The reason I ask is because I'm noticing a bunch of files with 0 bytes that I didn't process with afsctool but maybe I processed one of their hardlinks. The odd thing is that the timestamp of the files was updated, which wouldn't fit this hypothesis, timestamps are stored in the directory, not with the inode, right?

Best thing is to test with an example file, and use -vvv to get per-file feedback. A priori these are detected from their link count in the stat struct so if you try to compress a file that links to the same inode it's skipped. I worked on that code very recently because I'm pretty certain it wasn't working as intended (and now is).
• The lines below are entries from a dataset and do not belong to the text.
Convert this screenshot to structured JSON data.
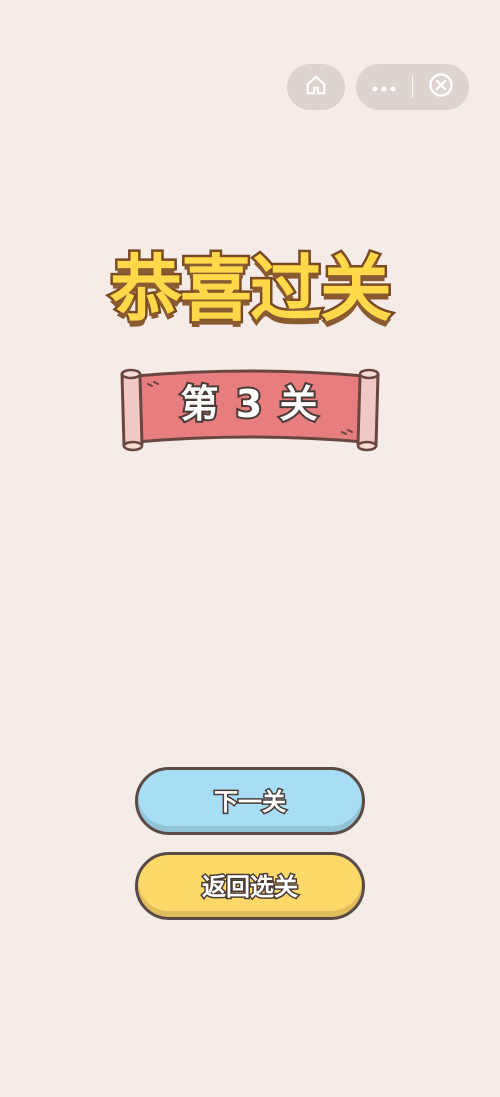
{
  "topbar": {
    "home_icon": "home-icon",
    "more_icon": "more-dots-icon",
    "close_icon": "close-circle-icon"
  },
  "title": "恭喜过关",
  "banner": {
    "text": "第 3 关"
  },
  "buttons": {
    "next_label": "下一关",
    "back_label": "返回选关"
  },
  "colors": {
    "background": "#f5ebe7",
    "title_fill": "#ffd94a",
    "banner_fill": "#e87d80",
    "next_button": "#a8def5",
    "back_button": "#ffd86a"
  }
}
It's possible of course that I introduced a regression that has yet to show itself to me in my own use.

0 bytes on-disk size is normal for files where the entire content fits in the DECMPFS attribute once compressed. That's why my ll alias contains the -s option, so ls prints the on-disk size too.

However: afsctool tries very hard to preserve the timestamp, permissions, modes etc. of files it processes, even if it bails out. If you're seeing 0 file size, the file is actually empty AND its timestamp has been changed then I'm tempted to say something else caused this, even if you're only seeing it on files that have hardlinks. Of course, if you're 100% certain that nothing else can have touched these files during or after afsctool was processing on them then afsctool must be the culprit.

timestamps are stored in the directory, not with the inode, right?

A priori yes, and so are extended attributes. However, hardlinked copies (probably) all share the same copy because that's what the user should believe.

Please keep me posted on this!

RJVB commented 5 years ago

And I should have seen your posts before hitting send on mine.